Lately we have been casting aspersions–or at least thinly veiled barbs–in the direction of Australia’s largest banks. It’s not because we think they are bad businesses, or badly run. By all appearances, they are healthy, reasonably well-run institutions. Our concern is that so much is riding on them.
- First, they must manage the entire country’s credit risk. This is a big challange for just a handful of institutions.
- Second, they must weather exogenous shocks from the geopolitical world, in addition to interest rate and currency-related shocks.
- Third, they play a crucial role in Australia’s superannuation scheme.
As investors, it’s the last job that concerns us the most. It’s never a good idea to have all your eggs in one basket…or to be toting around a faulty basket. The more we learn about it, the more we are concerned about Australia’s “retirement basket,” the show superannuation scheme. It’s not that we are opposed to the idea of retirment. Rather, we are suspicious that millions of people can retire off the income generated from a handful of stocks. It doesn’t add up.
What’s more, the banks themselves have unique exposure to handful of sectors, particularly the housing and resource sectors. If those key drivers of bank earnings slow down, so will the stellar financial performance of the bank, and, perhaps of bank stocks. All of that eventually lands retirees depending on a healthy financial sector in unknown territory.

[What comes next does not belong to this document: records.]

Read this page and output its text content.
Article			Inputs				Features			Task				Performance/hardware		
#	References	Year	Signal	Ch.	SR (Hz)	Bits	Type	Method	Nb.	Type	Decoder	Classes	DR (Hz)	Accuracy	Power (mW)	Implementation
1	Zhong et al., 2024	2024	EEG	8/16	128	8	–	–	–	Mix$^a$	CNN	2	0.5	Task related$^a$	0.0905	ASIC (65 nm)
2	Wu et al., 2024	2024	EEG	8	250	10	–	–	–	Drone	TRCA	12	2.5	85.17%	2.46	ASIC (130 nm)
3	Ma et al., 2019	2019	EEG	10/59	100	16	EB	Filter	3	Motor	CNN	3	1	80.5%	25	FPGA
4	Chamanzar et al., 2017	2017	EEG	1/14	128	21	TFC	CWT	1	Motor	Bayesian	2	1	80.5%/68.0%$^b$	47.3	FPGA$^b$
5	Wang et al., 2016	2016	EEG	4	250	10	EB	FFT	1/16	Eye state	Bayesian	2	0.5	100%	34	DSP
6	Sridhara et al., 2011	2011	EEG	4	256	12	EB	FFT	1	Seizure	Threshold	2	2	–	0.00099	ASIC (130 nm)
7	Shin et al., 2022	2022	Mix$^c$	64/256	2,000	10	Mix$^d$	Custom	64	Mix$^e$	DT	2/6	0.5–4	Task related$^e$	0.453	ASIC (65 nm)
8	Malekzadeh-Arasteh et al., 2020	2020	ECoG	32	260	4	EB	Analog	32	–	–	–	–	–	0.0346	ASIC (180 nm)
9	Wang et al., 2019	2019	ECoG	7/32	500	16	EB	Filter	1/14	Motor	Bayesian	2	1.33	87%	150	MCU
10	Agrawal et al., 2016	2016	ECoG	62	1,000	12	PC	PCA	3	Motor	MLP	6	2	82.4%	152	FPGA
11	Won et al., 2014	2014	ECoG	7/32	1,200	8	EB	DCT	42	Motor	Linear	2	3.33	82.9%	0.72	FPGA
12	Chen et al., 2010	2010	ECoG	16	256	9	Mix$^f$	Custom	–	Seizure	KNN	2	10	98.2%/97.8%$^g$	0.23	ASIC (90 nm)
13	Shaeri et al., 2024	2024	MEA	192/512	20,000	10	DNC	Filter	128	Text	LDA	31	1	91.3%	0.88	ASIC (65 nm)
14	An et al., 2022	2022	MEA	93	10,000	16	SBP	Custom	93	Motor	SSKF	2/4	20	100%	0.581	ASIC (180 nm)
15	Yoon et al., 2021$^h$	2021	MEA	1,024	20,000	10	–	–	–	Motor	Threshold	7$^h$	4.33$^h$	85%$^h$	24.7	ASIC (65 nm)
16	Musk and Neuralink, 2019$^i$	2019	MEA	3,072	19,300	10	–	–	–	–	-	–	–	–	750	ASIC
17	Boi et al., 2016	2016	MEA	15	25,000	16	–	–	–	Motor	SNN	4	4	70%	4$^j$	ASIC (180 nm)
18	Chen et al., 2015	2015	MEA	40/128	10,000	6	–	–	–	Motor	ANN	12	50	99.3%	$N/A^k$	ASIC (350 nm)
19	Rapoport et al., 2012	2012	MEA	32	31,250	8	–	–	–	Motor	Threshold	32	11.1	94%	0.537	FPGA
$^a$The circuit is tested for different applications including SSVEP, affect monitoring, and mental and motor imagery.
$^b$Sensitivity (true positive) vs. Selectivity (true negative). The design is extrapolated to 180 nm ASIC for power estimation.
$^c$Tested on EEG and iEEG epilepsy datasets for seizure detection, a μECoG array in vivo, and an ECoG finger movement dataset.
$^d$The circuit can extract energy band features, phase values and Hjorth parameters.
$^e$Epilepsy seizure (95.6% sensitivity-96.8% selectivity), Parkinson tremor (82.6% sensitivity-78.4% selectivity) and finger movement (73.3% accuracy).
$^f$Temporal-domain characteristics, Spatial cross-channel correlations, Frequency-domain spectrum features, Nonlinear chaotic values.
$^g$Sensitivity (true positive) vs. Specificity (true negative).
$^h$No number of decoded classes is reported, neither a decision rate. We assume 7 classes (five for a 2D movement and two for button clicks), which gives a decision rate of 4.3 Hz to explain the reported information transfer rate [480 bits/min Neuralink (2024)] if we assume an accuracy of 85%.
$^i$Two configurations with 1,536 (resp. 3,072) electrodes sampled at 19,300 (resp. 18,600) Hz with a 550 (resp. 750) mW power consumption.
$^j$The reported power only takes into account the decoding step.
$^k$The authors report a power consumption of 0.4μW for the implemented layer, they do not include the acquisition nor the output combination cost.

The IMF commented on the risks facing Australia in a recent country report. Somebody has to do the hard work of slogging through the fine print of these reports and finding the relevant conclusions. We re-produce a few excerpts for you below. Emphasis added is our own.
The medium-term challenges facing the banking sector are opportunities for growth and pressure on profitability: The four largest banks, all of which are domestically-owned, have a significant sectoral concentration—albeit in low-risk residential mortgage loans—and geographical concentration in Australia and New Zealand.
Domestic opportunities for growth and further diversification are relatively limited. With two thirds of ADI assets held by the four largest banks, growth through domestic mergers among these banks may raise concentration and competition issues. At the same time, successful expansion overseas has proven problematic in the past.
These institutions face growing competition from foreign entities and non-bank financial institutions, which has put pressure on profit margins. As lending to the household sector slows, banks are seeking alternative sources of income by increasing their lending to the corporate sector, particularly small- and medium-sized enterprises, placing more emphasis on wealth-management activities, and expanding overseas. This strategy may raise their risk profile and, hence, capital requirements.
The high loan concentration to the household sector is a vulnerability. Households have historically high debt levels, debt service obligations, and gearing ratios, making them more vulnerable to a downturn in economic activity. The debt-to-income ratio is now above 150 percent and the ratio of interest payments to income has almost doubled since the early 1990s despite the fall in interest rates. These indicators clearly point to a heightened household vulnerability to shocks and significant sensitivity to interest rate changes, given that the majority of household debt is at variable rates. Household debt, however, appears to be concentrated in high income groups who have relatively low debt service burdens and significant financial assets. The erosion in residential lending standards raises some concerns.
Increased competition for mortgage clients—also due to the cooling of the housing market— has resulted in rising loan-to-value ratios, and banks are making increased use of brokers and engaging in low-documentation (low-doc) lending to maintain loan volume. The broader use of these strategies raises risks, especially given the slowdown in the appreciation of housing prices.
Also, the IMF had a bit to say on superannuation. We confess we were shocked that super assets represent over a quarter of all the assets in the financial system. It is an issue we’ll be exploring in the near future.
Superannuation has been the fastest growing sector of the financial services industry in Australia. Assets in superannuation schemes as of June 2005 are estimated to be $A 762 billion, which represents over a quarter of the total assets of the financial system or 85 percent of GDP. It has been driven by (i) demographic pressures, with ageing population; (ii) compulsory employer contributions, which now stand at 9 percent of wages; (iii) significant tax concessions on contributions and invested income; and (iv) real annual investment returns over the last 20 years averaging 6.5 percent.